Faire un islam bien français
14 septembre 2016
Soucieux de "franciser" l'islam, le Gouvernement va créer une nouvelle fondation. Cette expérience sera-t-elle plus fructueuse que les précédentes ?
La France « s'enorgueillit que l'islam soit la deuxième religion
du pays
». Du moins le Premier ministre, Manuel Valls, l'a-t-il
prétendu dans
les colonnes du Huffington Post (5 septembre
2016). Cette religion n'en demeure pas moins étrangère à la nation aux
yeux des pouvoirs publics : dans
un entretien à La Croix (28 août 2016),
Bernard Cazeneuve n'a-t-il pas exprimé sa volonté de « réussir la
construction d'un islam de France
» ? Cela « dans le
respect des valeurs de la République
», ce qui rend la tâche
d'autant plus ardue... « C'est une cause nationale
», martèle
Jean-Pierre Chevènement. C'est à lui qu'il appartiendra de présider
la Fondation pour l'islam de France, créée à cet effet.
Un aveuglement sidérant
À l'automne 1999, alors qu'il était ministre de l'Intérieur et jetait les
bases du Conseil français du Culte musulman (CFCM), il semblait faire
preuve d'humilité : « le temps est passé où l'État pouvait,
en une telle matière, dicter sa volonté
», avait-il reconnu. Dans un
rapport d'information (5 juillet 2016), les sénateurs Nathalie
Goulet et André Reichardt se montrent dubitatifs quant à la capacité de
l'État à façonner l'islam. D'autant qu'il pourrait être tenté de choisir
des interlocuteurs adhérant à sa propre conception de l'islam, cela
« au risque de conforter une illusion
».
Il est vrai que
les pouvoirs publics n'ont pas toujours fait preuve d'une grande
clairvoyance – c'est le moins que l'on puisse dire.

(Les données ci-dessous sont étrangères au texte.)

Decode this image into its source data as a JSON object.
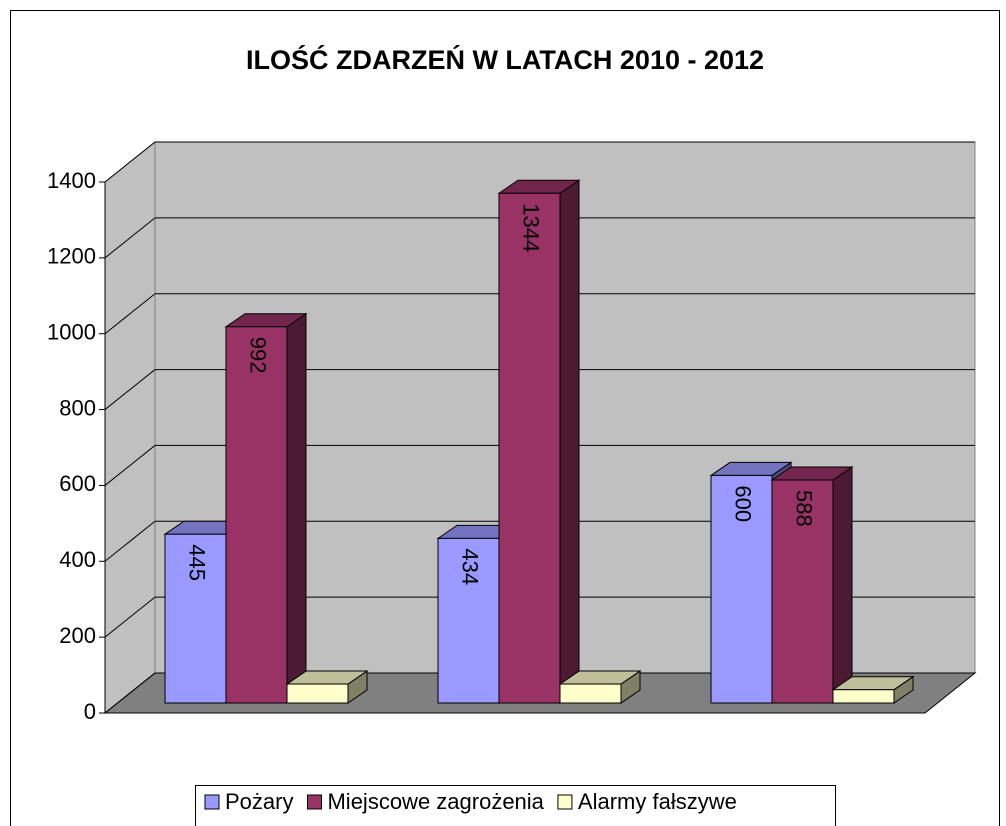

Comme le rappelait
Solenne Jouanneau, maître de conférences à l'Institut d'études politiques
de Strasbourg, dans
un entretien à La Vie des idées (26 mai 2015),
« dans les années 1970, Paul Dijoud, secrétaire d'État aux
travailleurs immigrés, considérait même qu'il existait un intérêt à
favoriser le maintien de la pratique religieuse chez les étrangers,
celle-ci étant de nature à favoriser le retour de ces derniers
».
Par ailleurs, comme le soulignent les rapporteurs du Sénat, « jusqu'à
la fin des années 1980, l'État français abordait ses relations avec la
"communauté musulmane" à travers le prisme des pays d'origine de la
plupart des musulmans vivant dans notre pays
».
Dans les années quatre-vingt-dix, cependant, l'État entreprit de « donner
un "visage" à l'Islam de France
». Il se tourna d'abord vers la
Grande Mosquée de Paris, à laquelle il accorda, quelque temps durant, le
monopole du contrôle des abattages rituels. Mais il fit preuve « d'inconstance
au gré des changements de ministre de l'intérieur
». De ces
tâtonnements émergea finalement le CFCM. Lequel apparaît, aux yeux des
parlementaires, « comme le champ des luttes d'influence qui se
jouent entre les fédérations et, à travers elles, plusieurs pays
étrangers
». Sa légitimité s'avère très contestée : parmi
les représentants d'associations musulmanes auditionnés par Nathalie
Goulet et André Reichardt, « plusieurs d'entre eux ont opposé les
"bledards"en situation de responsabilité dans les instances dirigeantes
des fédérations musulmanes aux musulmans nés en France, développant
leurs actions par des structures de terrain
».
Un produit de l'intégration
Les temps changent. « Avant les années 1990
», par
exemple, « les boucheries halal étaient rares
», rappelle
Florence Bergeaud-Blackle, anthropologue, dans
un entretien au Point (31 août 2016). « Certains
musulmans fréquentaient les boucheries casher
»,
explique-t-elle ; « d'autres abattaient à la ferme, mais
d'autres encore, et on a tendance à l'oublier, considéraient également
comme licite la viande des boucheries conventionnelles
».
Autrement dit, l'islam d'aujourd'hui n'est plus celui d'hier. Il est le
produit paradoxal d'une certaine intégration. « L'islam qui est
pratiqué en France est un islam profondément français
»,
affirme même Solenne Jouanneau. « Car l'islam pratiqué en France
n'est pas un islam hors sol
», explique-elle ; « il
se nourrit de la confrontation des musulmans aux structures juridiques,
socio-culturelles, politiques de la société française
». Pour
le meilleur ou pour le pire : n'est-il pas question, ces jours-ci, du
dévoiement, au profit du terrorisme islamiste, du féminisme occidental ?
NB – Il s'agit d'une version légèrement plus longue de l'article publié dans L'Action Française 2000.